[f. STILL sb.1 + HOUSE sb.] A building in which distillation is carried on; a distillery † See also quot. a. 1734 (cf. STILL-ROOM b).
1558. in Feuillerat, Revels Q. Eliz. (1908), 47. One Styllehouse in the passage leading to the garden.
1617. Moryson, Itin., I. 59. This Gentleman had a very faire Library, full of excellent bookes, and a like faire still-house.
1695. Lond.

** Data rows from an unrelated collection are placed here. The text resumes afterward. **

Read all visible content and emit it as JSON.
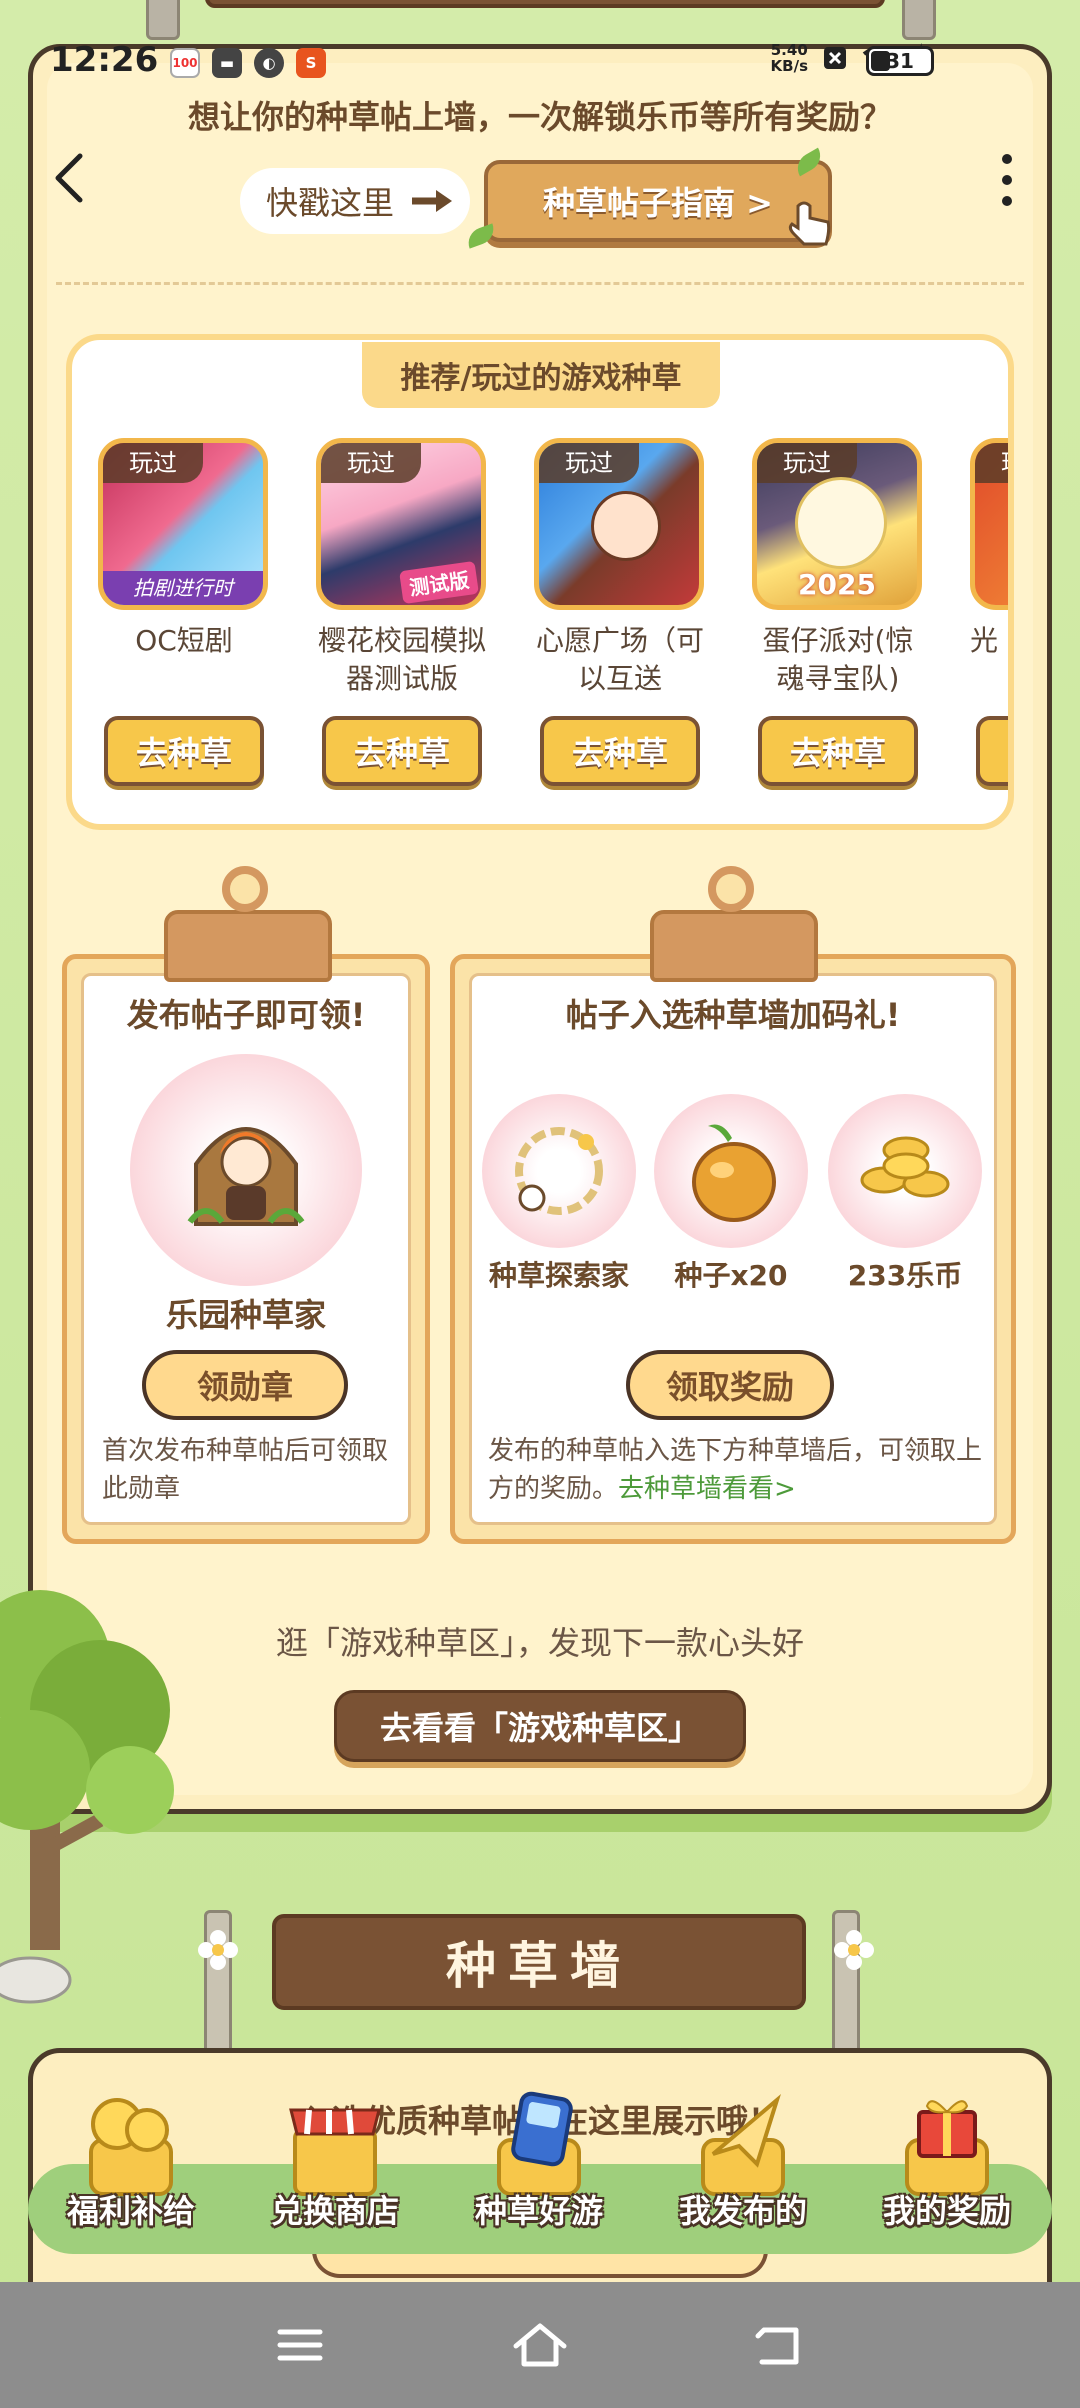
{
  "status_bar": {
    "time": "12:26",
    "net_speed_value": "5.40",
    "net_speed_unit": "KB/s",
    "battery": "31"
  },
  "header": {
    "headline": "想让你的种草帖上墙，一次解锁乐币等所有奖励？",
    "quick_label": "快戳这里",
    "guide_button": "种草帖子指南 >"
  },
  "recommended": {
    "title": "推荐/玩过的游戏种草",
    "played_tag": "玩过",
    "button_label": "去种草",
    "games": [
      {
        "name": "OC短剧",
        "thumb_text": "拍剧进行时"
      },
      {
        "name": "樱花校园模拟器测试版",
        "thumb_text": "测试版"
      },
      {
        "name": "心愿广场（可以互送",
        "thumb_text": ""
      },
      {
        "name": "蛋仔派对(惊魂寻宝队)",
        "thumb_text": "2025"
      },
      {
        "name": "光",
        "thumb_text": ""
      }
    ]
  },
  "post_reward": {
    "title": "发布帖子即可领!",
    "badge_name": "乐园种草家",
    "button": "领勋章",
    "note": "首次发布种草帖后可领取此勋章"
  },
  "wall_reward": {
    "title": "帖子入选种草墙加码礼!",
    "items": [
      {
        "label": "种草探索家"
      },
      {
        "label": "种子x20"
      },
      {
        "label": "233乐币"
      }
    ],
    "button": "领取奖励",
    "note": "发布的种草帖入选下方种草墙后，可领取上方的奖励。",
    "link": "去种草墙看看>"
  },
  "browse": {
    "text": "逛「游戏种草区」，发现下一款心头好",
    "button": "去看看「游戏种草区」"
  },
  "wall": {
    "sign": "种草墙",
    "subtitle": "入选优质种草帖会在这里展示哦！"
  },
  "bottom_nav": [
    {
      "label": "福利补给"
    },
    {
      "label": "兑换商店"
    },
    {
      "label": "种草好游"
    },
    {
      "label": "我发布的"
    },
    {
      "label": "我的奖励"
    }
  ],
  "colors": {
    "background": "#cfe8a2",
    "card": "#fff3cc",
    "brown": "#7a5234",
    "gold": "#f7c74a",
    "link_green": "#4d9a3a"
  }
}
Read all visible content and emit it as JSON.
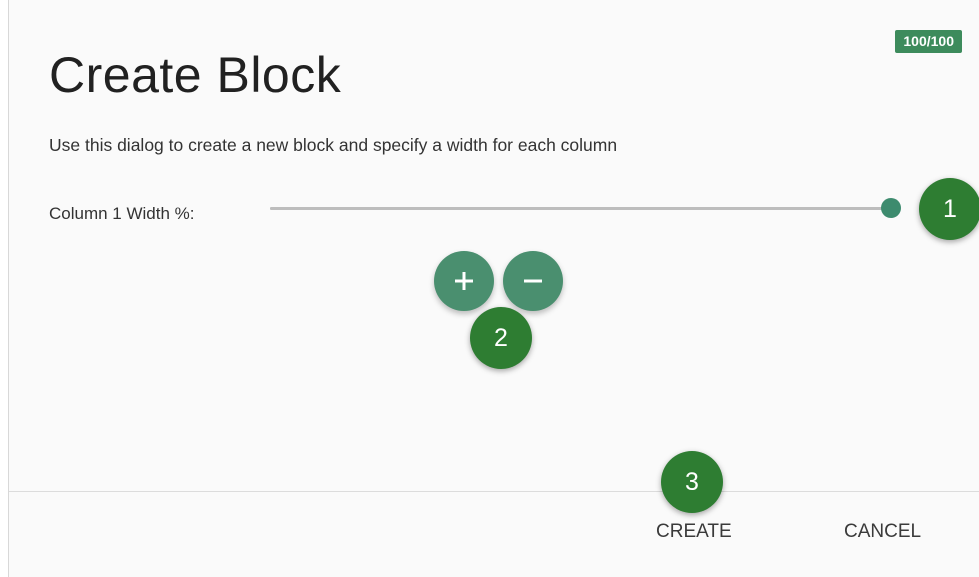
{
  "dialog": {
    "badge": "100/100",
    "title": "Create Block",
    "description": "Use this dialog to create a new block and specify a width for each column",
    "column": {
      "label": "Column 1 Width %:",
      "slider_value_percent": 100
    },
    "add_icon": "plus-icon",
    "remove_icon": "minus-icon",
    "markers": [
      "1",
      "2",
      "3"
    ],
    "actions": {
      "create_label": "CREATE",
      "cancel_label": "CANCEL"
    }
  },
  "colors": {
    "accent": "#3d8b6e",
    "marker": "#2e7d32",
    "badge": "#3d8b5c"
  }
}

Gaz., No. 3048/4. At Chichester is a convenient Still-house ready fitted with Stills, Coppers, Hogpenns, Mill and Mill-house, to be Lett.
a. 1734. North, Lives, Life J. North (1744), 249. [The custom] was for the Gentlemen Officers to meet every Morning in a Sort of Stil-house, where a good Woman provided them with their Liquors as they liked best; and this they called their Coffee-house.
a. 1812. J. Barlow, Poem on Hasty Pudding (Bartlett). Joys that the vineyard and the still-house bring.
attrib. 1624. in Archæologia, XLVIII. 151. In the still house chamber, one standing bedsteed.
1856. Debates Jamaica Assembly, I. 87. The Hon. Gentleman himself would not be eligible for the situation of a Still-house book keeper.